Sprachunterricht geht durch den Magen

Ihre ersten Wörter auf Tschechisch haben Knirpse im Bernsbacher "Kinderparadies" gelernt. Das war gar nicht einfach. Umso leichter zerging eine Leckerei auf der Zunge.

Lauter-Bernsbach.

Mit Palatschinken fängt man vielleicht nicht nur hungrige Mäuse, sondern auch gelehrige Sprachschüler. Denn die Leckerei, die dem deutschen Eierkuchen ähnelt, hat den Knirpsen im Bernsbacher "Kinderparadies" ihre erste Tschechisch-Stunde versüßt.

"Hm, schmeckt super", sagt Walther und schleckt den Löffel ab. Gerade hat er Marmelade auf den gebackenen Teig gestrichen und den Palatschinken zusammengerollt - nun heißt es genießen. Das haben sich die 15 Erst- bis Viertklässler verdient. "Tschechisch ist nicht leicht", sagt Hortleiter Tobias Horn. Aber mit Pavlína Kellerová hat es allen Mädchen und Jungen Spaß gemacht.

Die Lautsprache war der Eisbrecher. Wie die Wörter aussehen oder gar korrekt geschrieben werden, ist für Kinder in diesem Alter erst mal unwichtig. Bei der Sprachanimation, die die Euregio Egrensis dies- und jenseits der Grenze frei nach dem Motto "Was Hänschen nicht lernt, lernt Hans nimmermehr" anbietet, geht es um erste Erfahrungen mit der Sprache aus dem Nachbarland. "Wir wollen die Angst nehmen und Kinder anregen, sich damit zu befassen", so Kellerova.

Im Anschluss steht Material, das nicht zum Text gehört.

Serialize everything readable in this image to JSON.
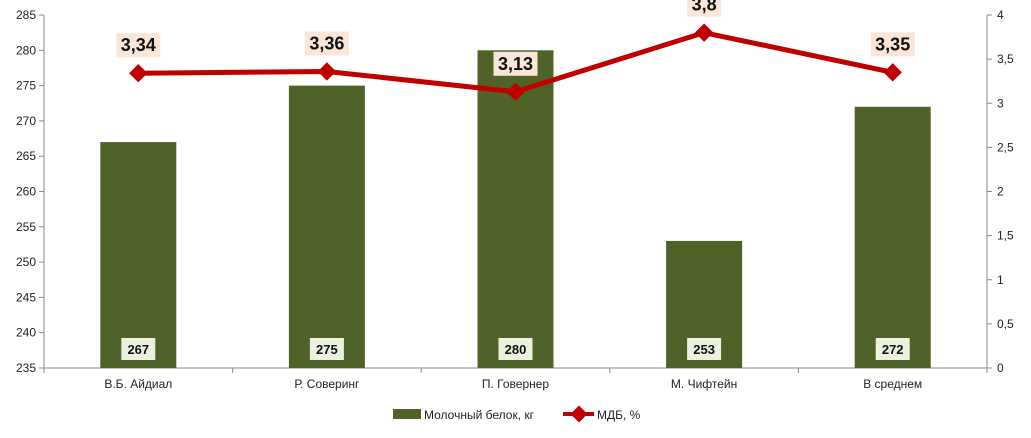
{
  "chart_data": {
    "type": "bar",
    "categories": [
      "В.Б. Айдиал",
      "Р. Соверинг",
      "П. Говернер",
      "М. Чифтейн",
      "В среднем"
    ],
    "series": [
      {
        "name": "Молочный белок, кг",
        "type": "bar",
        "axis": "left",
        "values": [
          267,
          275,
          280,
          253,
          272
        ],
        "value_labels": [
          "267",
          "275",
          "280",
          "253",
          "272"
        ],
        "color": "#4f6228"
      },
      {
        "name": "МДБ, %",
        "type": "line",
        "axis": "right",
        "values": [
          3.34,
          3.36,
          3.13,
          3.8,
          3.35
        ],
        "value_labels": [
          "3,34",
          "3,36",
          "3,13",
          "3,8",
          "3,35"
        ],
        "color": "#c00000"
      }
    ],
    "y_left": {
      "min": 235,
      "max": 285,
      "step": 5,
      "tick_labels": [
        "235",
        "240",
        "245",
        "250",
        "255",
        "260",
        "265",
        "270",
        "275",
        "280",
        "285"
      ]
    },
    "y_right": {
      "min": 0,
      "max": 4,
      "step": 0.5,
      "tick_labels": [
        "0",
        "0,5",
        "1",
        "1,5",
        "2",
        "2,5",
        "3",
        "3,5",
        "4"
      ]
    },
    "grid": false,
    "legend_position": "bottom",
    "title": "",
    "xlabel": "",
    "ylabel": ""
  }
}
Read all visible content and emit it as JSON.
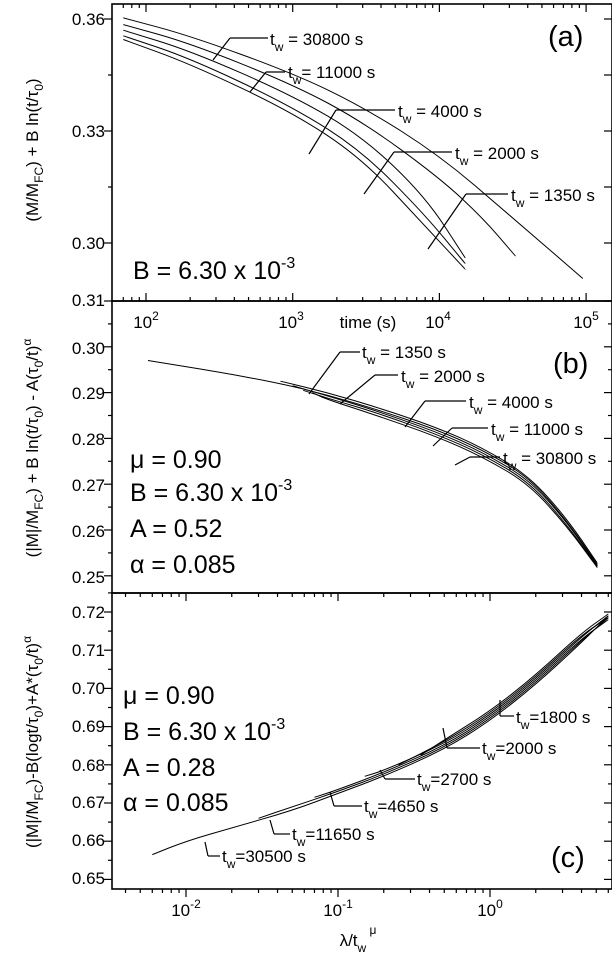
{
  "chart_data": [
    {
      "panel_label": "(a)",
      "type": "line",
      "x_scale": "log",
      "xlim": [
        70,
        150000
      ],
      "ylim": [
        0.288,
        0.365
      ],
      "xlabel": "time (s)",
      "ylabel": "(M/M_FC) + B ln(t/τ_0)",
      "y_ticks": [
        "0.36",
        "0.33",
        "0.30"
      ],
      "y_tick_values": [
        0.36,
        0.33,
        0.3
      ],
      "x_ticks": [
        "10^2",
        "10^3",
        "10^4",
        "10^5"
      ],
      "x_tick_values": [
        100,
        1000,
        10000,
        100000
      ],
      "params": [
        "B = 6.30 x 10^-3"
      ],
      "series": [
        {
          "name": "t_w = 30800 s",
          "x": [
            70,
            200,
            1000,
            3000,
            10000,
            30000,
            95000
          ],
          "y": [
            0.3603,
            0.3555,
            0.3455,
            0.3365,
            0.3235,
            0.3075,
            0.2905
          ]
        },
        {
          "name": "t_w = 11000 s",
          "x": [
            70,
            200,
            1000,
            3000,
            10000,
            20000,
            33000
          ],
          "y": [
            0.3585,
            0.3535,
            0.3425,
            0.3325,
            0.3175,
            0.3065,
            0.2965
          ]
        },
        {
          "name": "t_w = 4000 s",
          "x": [
            70,
            200,
            1000,
            3000,
            8000,
            15000
          ],
          "y": [
            0.357,
            0.3515,
            0.3395,
            0.3285,
            0.3125,
            0.296
          ]
        },
        {
          "name": "t_w = 2000 s",
          "x": [
            70,
            200,
            1000,
            3000,
            8000,
            15000
          ],
          "y": [
            0.3555,
            0.3495,
            0.3365,
            0.3245,
            0.3075,
            0.2945
          ]
        },
        {
          "name": "t_w = 1350 s",
          "x": [
            70,
            200,
            1000,
            3000,
            8000,
            15000
          ],
          "y": [
            0.3545,
            0.348,
            0.335,
            0.3225,
            0.3045,
            0.293
          ]
        }
      ]
    },
    {
      "panel_label": "(b)",
      "type": "line",
      "x_scale": "log",
      "xlim": [
        70,
        150000
      ],
      "ylim": [
        0.248,
        0.312
      ],
      "ylabel": "(|M|/M_FC) + B ln(t/τ_0) - A(τ_0/t)^α",
      "y_ticks": [
        "0.31",
        "0.30",
        "0.29",
        "0.28",
        "0.27",
        "0.26",
        "0.25"
      ],
      "y_tick_values": [
        0.31,
        0.3,
        0.29,
        0.28,
        0.27,
        0.26,
        0.25
      ],
      "params": [
        "μ = 0.90",
        "B = 6.30 x 10^-3",
        "A = 0.52",
        "α = 0.085"
      ],
      "series": [
        {
          "name": "t_w = 1350 s",
          "x": [
            0.007,
            0.02,
            0.05,
            0.1,
            0.2,
            0.5,
            1,
            2,
            3.5,
            5.5
          ],
          "y": [
            0.297,
            0.2945,
            0.292,
            0.2895,
            0.2865,
            0.282,
            0.2775,
            0.2715,
            0.262,
            0.2525
          ]
        },
        {
          "name": "t_w = 2000 s",
          "x": [
            0.05,
            0.1,
            0.2,
            0.5,
            1,
            2,
            3.5,
            5.5
          ],
          "y": [
            0.2925,
            0.29,
            0.287,
            0.2825,
            0.278,
            0.2718,
            0.2625,
            0.2528
          ]
        },
        {
          "name": "t_w = 4000 s",
          "x": [
            0.06,
            0.1,
            0.2,
            0.5,
            1,
            2,
            3.5,
            5.5
          ],
          "y": [
            0.2915,
            0.2893,
            0.2862,
            0.2815,
            0.277,
            0.271,
            0.2618,
            0.2522
          ]
        },
        {
          "name": "t_w = 11000 s",
          "x": [
            0.07,
            0.1,
            0.2,
            0.5,
            1,
            2,
            3.5,
            5.5
          ],
          "y": [
            0.2905,
            0.2888,
            0.2858,
            0.281,
            0.2765,
            0.2705,
            0.2612,
            0.252
          ]
        },
        {
          "name": "t_w = 30800 s",
          "x": [
            0.08,
            0.1,
            0.2,
            0.5,
            1,
            2,
            3.5,
            5.5
          ],
          "y": [
            0.29,
            0.2885,
            0.2852,
            0.2805,
            0.276,
            0.27,
            0.2608,
            0.2518
          ]
        }
      ]
    },
    {
      "panel_label": "(c)",
      "type": "line",
      "x_scale": "log",
      "xlim": [
        0.003,
        6.5
      ],
      "ylim": [
        0.65,
        0.725
      ],
      "xlabel": "λ/t_w^μ",
      "ylabel": "(|M|/M_FC)-B(logt/τ_0)+A*(τ_0/t)^α",
      "y_ticks": [
        "0.72",
        "0.71",
        "0.70",
        "0.69",
        "0.68",
        "0.67",
        "0.66",
        "0.65"
      ],
      "y_tick_values": [
        0.72,
        0.71,
        0.7,
        0.69,
        0.68,
        0.67,
        0.66,
        0.65
      ],
      "x_ticks": [
        "10^-2",
        "10^-1",
        "10^0"
      ],
      "x_tick_values": [
        0.01,
        0.1,
        1
      ],
      "params": [
        "μ = 0.90",
        "B = 6.30 x 10^-3",
        "A = 0.28",
        "α = 0.085"
      ],
      "series": [
        {
          "name": "t_w =30500 s",
          "x": [
            0.006,
            0.01,
            0.02,
            0.05,
            0.1,
            0.2,
            0.5,
            1,
            2,
            4,
            6
          ],
          "y": [
            0.6565,
            0.66,
            0.6635,
            0.668,
            0.6725,
            0.677,
            0.684,
            0.6915,
            0.701,
            0.712,
            0.719
          ]
        },
        {
          "name": "t_w =11650 s",
          "x": [
            0.03,
            0.05,
            0.1,
            0.2,
            0.5,
            1,
            2,
            4,
            6
          ],
          "y": [
            0.666,
            0.669,
            0.673,
            0.6775,
            0.6845,
            0.692,
            0.7015,
            0.7125,
            0.7185
          ]
        },
        {
          "name": "t_w =4650 s",
          "x": [
            0.07,
            0.1,
            0.2,
            0.5,
            1,
            2,
            4,
            6
          ],
          "y": [
            0.6715,
            0.6735,
            0.678,
            0.685,
            0.6925,
            0.702,
            0.713,
            0.718
          ]
        },
        {
          "name": "t_w =2700 s",
          "x": [
            0.15,
            0.2,
            0.5,
            1,
            2,
            4,
            6
          ],
          "y": [
            0.677,
            0.6785,
            0.6855,
            0.693,
            0.7025,
            0.7135,
            0.719
          ]
        },
        {
          "name": "t_w =2000 s",
          "x": [
            0.25,
            0.5,
            1,
            2,
            4,
            6
          ],
          "y": [
            0.68,
            0.686,
            0.6935,
            0.703,
            0.714,
            0.7185
          ]
        },
        {
          "name": "t_w =1800 s",
          "x": [
            0.35,
            0.5,
            1,
            2,
            4,
            6
          ],
          "y": [
            0.6825,
            0.6865,
            0.694,
            0.7035,
            0.7145,
            0.7195
          ]
        }
      ]
    }
  ]
}
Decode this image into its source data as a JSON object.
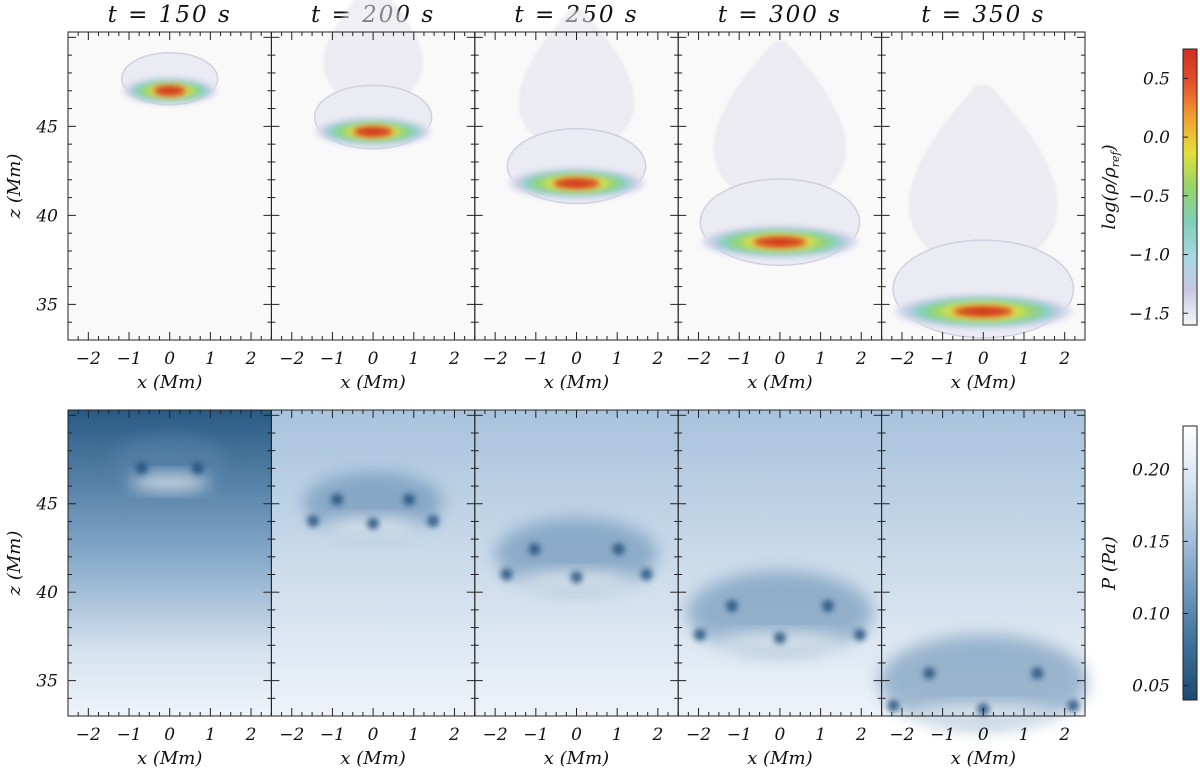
{
  "chart_data": [
    {
      "type": "heatmap",
      "variable": "density",
      "titles": [
        "t = 150 s",
        "t = 200 s",
        "t = 250 s",
        "t = 300 s",
        "t = 350 s"
      ],
      "times_s": [
        150,
        200,
        250,
        300,
        350
      ],
      "xlabel": "x (Mm)",
      "ylabel": "z (Mm)",
      "xlim": [
        -2.5,
        2.5
      ],
      "ylim": [
        33,
        50.3
      ],
      "x_ticks": [
        -2,
        -1,
        0,
        1,
        2
      ],
      "y_ticks": [
        35,
        40,
        45
      ],
      "colorbar": {
        "label": "log(ρ/ρ",
        "label_sub": "ref",
        "label_end": ")",
        "range": [
          -1.6,
          0.75
        ],
        "ticks": [
          0.5,
          0.0,
          -0.5,
          -1.0,
          -1.5
        ],
        "tick_labels": [
          "0.5",
          "0.0",
          "−0.5",
          "−1.0",
          "−1.5"
        ],
        "colors": [
          "#f6f6f8",
          "#c8c8e4",
          "#a8d8e2",
          "#7fcfb8",
          "#95d46a",
          "#e4e03c",
          "#f2a030",
          "#e4512a",
          "#cf3020"
        ]
      },
      "blob_center_z": [
        47.0,
        44.7,
        41.8,
        38.5,
        34.6
      ]
    },
    {
      "type": "heatmap",
      "variable": "pressure",
      "xlabel": "x (Mm)",
      "ylabel": "z (Mm)",
      "xlim": [
        -2.5,
        2.5
      ],
      "ylim": [
        33,
        50.3
      ],
      "x_ticks": [
        -2,
        -1,
        0,
        1,
        2
      ],
      "y_ticks": [
        35,
        40,
        45
      ],
      "colorbar": {
        "label": "P (Pa)",
        "range": [
          0.04,
          0.23
        ],
        "ticks": [
          0.2,
          0.15,
          0.1,
          0.05
        ],
        "tick_labels": [
          "0.20",
          "0.15",
          "0.10",
          "0.05"
        ],
        "colors": [
          "#1e4a72",
          "#3d6f9a",
          "#6f98bd",
          "#a7c3dc",
          "#d8e5f1",
          "#ffffff"
        ]
      }
    }
  ]
}
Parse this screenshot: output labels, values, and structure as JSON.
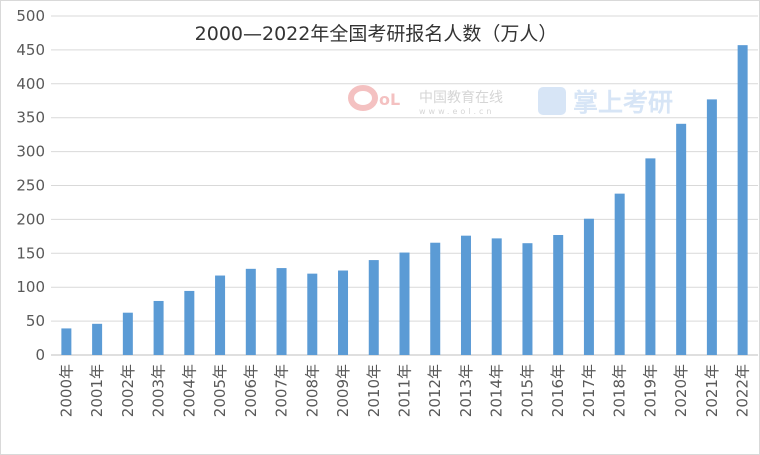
{
  "chart_data": {
    "type": "bar",
    "title": "2000—2022年全国考研报名人数（万人）",
    "xlabel": "",
    "ylabel": "",
    "ylim": [
      0,
      500
    ],
    "yticks": [
      0,
      50,
      100,
      150,
      200,
      250,
      300,
      350,
      400,
      450,
      500
    ],
    "grid": true,
    "legend": "none",
    "bar_color": "#5B9BD5",
    "categories": [
      "2000年",
      "2001年",
      "2002年",
      "2003年",
      "2004年",
      "2005年",
      "2006年",
      "2007年",
      "2008年",
      "2009年",
      "2010年",
      "2011年",
      "2012年",
      "2013年",
      "2014年",
      "2015年",
      "2016年",
      "2017年",
      "2018年",
      "2019年",
      "2020年",
      "2021年",
      "2022年"
    ],
    "values": [
      39.2,
      46,
      62.4,
      79.7,
      94.5,
      117.2,
      127.1,
      128.2,
      120,
      124.6,
      140,
      151.1,
      165.6,
      176,
      172,
      164.9,
      177,
      201,
      238,
      290,
      341,
      377,
      457
    ]
  },
  "watermarks": {
    "eol_logo": "eol",
    "eol_name": "中国教育在线",
    "eol_url": "www.eol.cn",
    "kaoyan_name": "掌上考研"
  }
}
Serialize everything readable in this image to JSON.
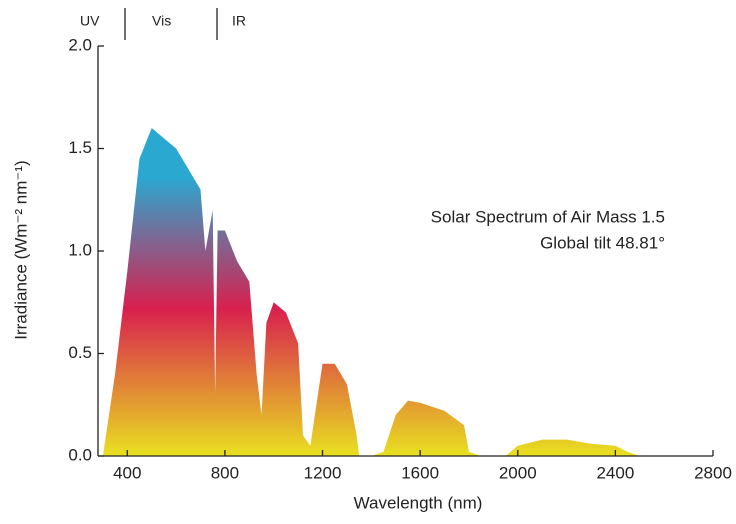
{
  "chart_data": {
    "type": "area",
    "annotations": [
      "UV",
      "Vis",
      "IR",
      "Solar Spectrum of Air Mass 1.5",
      "Global tilt  48.81°"
    ],
    "x_label": "Wavelength (nm)",
    "y_label": "Irradiance (Wm⁻² nm⁻¹)",
    "x": [
      300,
      350,
      400,
      450,
      500,
      550,
      600,
      650,
      700,
      720,
      750,
      760,
      770,
      800,
      850,
      900,
      930,
      950,
      970,
      1000,
      1050,
      1100,
      1120,
      1150,
      1200,
      1250,
      1300,
      1340,
      1350,
      1400,
      1450,
      1500,
      1550,
      1600,
      1700,
      1780,
      1800,
      1850,
      1950,
      2000,
      2100,
      2200,
      2300,
      2400,
      2450,
      2500
    ],
    "values": [
      0,
      0.4,
      0.9,
      1.45,
      1.6,
      1.55,
      1.5,
      1.4,
      1.3,
      1.0,
      1.2,
      0.3,
      1.1,
      1.1,
      0.95,
      0.85,
      0.4,
      0.2,
      0.65,
      0.75,
      0.7,
      0.55,
      0.1,
      0.05,
      0.45,
      0.45,
      0.35,
      0.1,
      0,
      0,
      0.02,
      0.2,
      0.27,
      0.26,
      0.22,
      0.15,
      0.02,
      0,
      0,
      0.05,
      0.08,
      0.08,
      0.06,
      0.05,
      0.02,
      0
    ],
    "colors": [
      "#e8e020",
      "#d8204e",
      "#2aa8d0"
    ],
    "xlim": [
      280,
      2800
    ],
    "ylim": [
      0,
      2
    ],
    "xticks": [
      400,
      800,
      1200,
      1600,
      2000,
      2400,
      2800
    ],
    "yticks": [
      {
        "value": 0,
        "label": "0.0"
      },
      {
        "value": 0.5,
        "label": "0.5"
      },
      {
        "value": 1,
        "label": "1.0"
      },
      {
        "value": 1.5,
        "label": "1.5"
      },
      {
        "value": 2,
        "label": "2.0"
      }
    ]
  }
}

Das kommt Tobias Horn und seinem Team super entgegen. So kurbelten das "Kinderparadies" und die Wasserwerke Westerzgebirge mit Sitz in Schwarzenberg über die Euregio Egrensis ein binationales Projekt an, das diese Woche seinen ersten Höhepunkt hat. "Wir erleben im Naturbad in Johanngeorgenstadt gemeinsame Zeit mit Kindern aus Breitenbach, also aus Potůèky", so Horn. Auch Besuche beider Kitas gehören bis Freitag zum Programm. "Wir sind alle schon sehr gespannt, wie das laufen wird." Und ein paar Vokabeln können da nicht schaden.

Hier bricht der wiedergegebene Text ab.